Specifically, we highlight (i) an activation of the hexosamine pathway in the liver, likely as a consequence of an endoplasmic reticulum stress and an unfold protein response, that may impact the hepatic signaling through O-GlcNAcylation; (ii) a reduction in the carnitine levels and its biosynthesis, and in the phosphatidylinositol pathway as potential contributors to the hepatic steatosis found in these mice; (iii) a reduction in the transformation of carbohydrates and proteins by the gut bacteria, that associates to specific host genic modulations (metabolic and gut barrier functions) (Pötgens et al, J Cach Sarc Muscle 2021).

We further investigated the contribution of bile acids, one of the bacterial co-metabolites identified through this metabolomic study. This led us to highlight a cholestasis in cancer cachexia (2 mouse models and one cohort of 94 patients) and to unequivocally demonstrate that systemic inflammation strongly contributes to the impairment of the hepatobiliary transport system in cancer cachexia. Targeting the enterohepatic circulation, we showed that bile acids contribute to hepatic inflammation and disorders. Altogether, our work highlights a vicious circle between bile acids and inflammation and paves the way to new therapeutic strategies targeting bile acids to control hepatic inflammation and metabolic disturbances in cancer cachexia (Thibaut et al, J Cach Sarc Muscle 2021).

Food intake, appetite and satiety are mainly integrated at the level of hypothalamic neuronal circuits. Importantly, energy balance is also controlled by hedonic/reward brain systems encoded by the neuronal network of the mesolimbic dopaminergic system. Hedonic properties of food stimulate feeding and some food substances (e.g., sugars, sweeteners, salt, and lipids) are more prompt to be involved in these addictive processes. These effects are mediated by abrupt dopamine increases in the brain reward system. This mesocorticolimbic system encodes for the three psychological component of reward: liking, wanting and learning.

During obesity, this gut-to-brain axis is altered at the level of the hedonic responses to food intake, leading to an abnormal increase in energy consumption. Moreover, the concept of the implication of the gut microbiota in the gut-to-brain axis to control food intake emerged over these last years, however the mechanisms still remain incompletely known and the roles of the gut microbiota in the regulation of hedonic/reward aspects of food intake are completely unknown.

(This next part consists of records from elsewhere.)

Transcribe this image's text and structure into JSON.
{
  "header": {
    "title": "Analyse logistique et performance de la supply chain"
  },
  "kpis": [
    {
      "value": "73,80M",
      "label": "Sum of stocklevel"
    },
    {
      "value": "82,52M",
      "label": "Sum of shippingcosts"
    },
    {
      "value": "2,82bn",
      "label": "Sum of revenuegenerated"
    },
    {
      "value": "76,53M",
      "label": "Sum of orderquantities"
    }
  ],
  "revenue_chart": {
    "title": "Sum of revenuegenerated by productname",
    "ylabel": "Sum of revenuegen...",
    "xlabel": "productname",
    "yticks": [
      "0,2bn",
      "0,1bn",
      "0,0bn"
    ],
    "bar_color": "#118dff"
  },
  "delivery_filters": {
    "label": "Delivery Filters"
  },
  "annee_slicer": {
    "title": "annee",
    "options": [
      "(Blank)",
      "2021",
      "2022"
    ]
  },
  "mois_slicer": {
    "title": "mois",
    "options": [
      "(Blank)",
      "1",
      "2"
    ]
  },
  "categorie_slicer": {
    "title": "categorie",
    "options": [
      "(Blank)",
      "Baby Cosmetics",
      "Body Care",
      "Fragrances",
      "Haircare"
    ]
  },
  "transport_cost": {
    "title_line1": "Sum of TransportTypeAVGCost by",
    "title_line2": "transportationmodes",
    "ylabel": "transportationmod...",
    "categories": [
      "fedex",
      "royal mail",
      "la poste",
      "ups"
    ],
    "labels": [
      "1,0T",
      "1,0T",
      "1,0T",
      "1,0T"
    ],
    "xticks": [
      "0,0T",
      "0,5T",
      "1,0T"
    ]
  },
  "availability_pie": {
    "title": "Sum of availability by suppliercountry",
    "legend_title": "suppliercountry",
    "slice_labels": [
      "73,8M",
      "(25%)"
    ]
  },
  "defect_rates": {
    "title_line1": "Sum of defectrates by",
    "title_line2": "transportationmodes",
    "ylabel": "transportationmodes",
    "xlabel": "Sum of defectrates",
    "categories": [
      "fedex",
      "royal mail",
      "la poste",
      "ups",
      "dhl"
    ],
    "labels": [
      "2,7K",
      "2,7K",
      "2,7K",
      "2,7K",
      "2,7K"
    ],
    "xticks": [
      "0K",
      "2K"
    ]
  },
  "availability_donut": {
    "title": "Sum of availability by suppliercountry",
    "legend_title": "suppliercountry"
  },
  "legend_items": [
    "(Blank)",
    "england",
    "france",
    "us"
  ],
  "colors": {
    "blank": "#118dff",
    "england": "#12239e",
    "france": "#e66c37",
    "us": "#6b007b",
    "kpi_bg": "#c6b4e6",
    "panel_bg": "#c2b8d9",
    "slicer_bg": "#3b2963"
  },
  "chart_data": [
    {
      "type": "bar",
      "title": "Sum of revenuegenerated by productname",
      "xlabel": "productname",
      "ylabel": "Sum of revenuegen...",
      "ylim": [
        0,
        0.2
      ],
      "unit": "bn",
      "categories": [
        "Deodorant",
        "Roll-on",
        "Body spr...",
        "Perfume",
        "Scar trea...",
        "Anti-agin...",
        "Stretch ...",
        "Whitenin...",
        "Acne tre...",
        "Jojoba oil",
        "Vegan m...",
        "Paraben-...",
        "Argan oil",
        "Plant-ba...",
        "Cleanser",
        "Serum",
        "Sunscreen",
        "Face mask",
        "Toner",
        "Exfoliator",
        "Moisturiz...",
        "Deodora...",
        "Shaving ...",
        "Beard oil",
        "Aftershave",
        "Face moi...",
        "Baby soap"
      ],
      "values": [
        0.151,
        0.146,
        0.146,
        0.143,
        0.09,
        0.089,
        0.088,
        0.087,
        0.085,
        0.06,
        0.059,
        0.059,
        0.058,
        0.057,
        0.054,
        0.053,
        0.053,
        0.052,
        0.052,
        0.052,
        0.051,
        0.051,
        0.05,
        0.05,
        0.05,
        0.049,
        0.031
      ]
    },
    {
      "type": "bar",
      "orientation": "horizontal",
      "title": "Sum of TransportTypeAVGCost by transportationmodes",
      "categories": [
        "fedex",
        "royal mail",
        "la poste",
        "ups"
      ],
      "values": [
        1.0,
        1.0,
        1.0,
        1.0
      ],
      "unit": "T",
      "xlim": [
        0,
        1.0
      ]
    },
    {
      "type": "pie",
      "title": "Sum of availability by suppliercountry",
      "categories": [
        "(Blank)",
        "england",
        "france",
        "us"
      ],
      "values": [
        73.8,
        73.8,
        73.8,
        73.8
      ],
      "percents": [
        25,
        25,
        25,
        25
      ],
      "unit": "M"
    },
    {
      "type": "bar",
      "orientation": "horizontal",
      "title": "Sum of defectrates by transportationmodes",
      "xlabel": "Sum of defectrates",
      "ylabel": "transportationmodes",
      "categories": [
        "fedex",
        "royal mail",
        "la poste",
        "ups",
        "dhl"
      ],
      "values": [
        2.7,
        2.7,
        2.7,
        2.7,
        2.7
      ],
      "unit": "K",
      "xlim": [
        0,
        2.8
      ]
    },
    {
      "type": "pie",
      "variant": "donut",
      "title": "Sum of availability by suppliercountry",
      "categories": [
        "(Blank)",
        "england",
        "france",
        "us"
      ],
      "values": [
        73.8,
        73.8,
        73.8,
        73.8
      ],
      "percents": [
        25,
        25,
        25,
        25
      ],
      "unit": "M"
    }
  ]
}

Therefore, it is of utmost importance to fill in this gap to better understand the alterations of the gut-to-brain axis to control food intake during obesity and the implication of the gut microbiota in that context.

The originality of this work is to investigate how gut microbes are able to control hedonic and reward system in healthy conditions as well as in the physiopathology of obesity.

In order to proof a causal link between gut microbiota and alterations of hedonic response to food intake associated with obesity, we use gut microbiota transplantation. Preliminary data suggest that transferring the gut microbiota from high-fat diet-induced obese mice into control diet fed mice is enough to alter the dopaminergic signalling in the striatum of the mice in a similar way to alterations observed during obesity such as reduction of D2 receptor. Moreover, these alterations of dopaminergic signalling are associated with alteration of psychological component of reward such as liking. Indeed mice transplanted with the gut microbiota from high-fat diet-induced obese mice present a reduction of the high-fat high-sugar diet consumption in comparison to mice transplanted with the gut microbiota from control fed mice. Altogether these data suggest for the first time the implication of the gut microbiota into the alteration of hedonic regulation of food intake during obesity. These preliminary data need to be confirmed and we will investigate the mechanisms involved in these interactions between the gut microbiota and the hedonic regulation of food intake during obesity.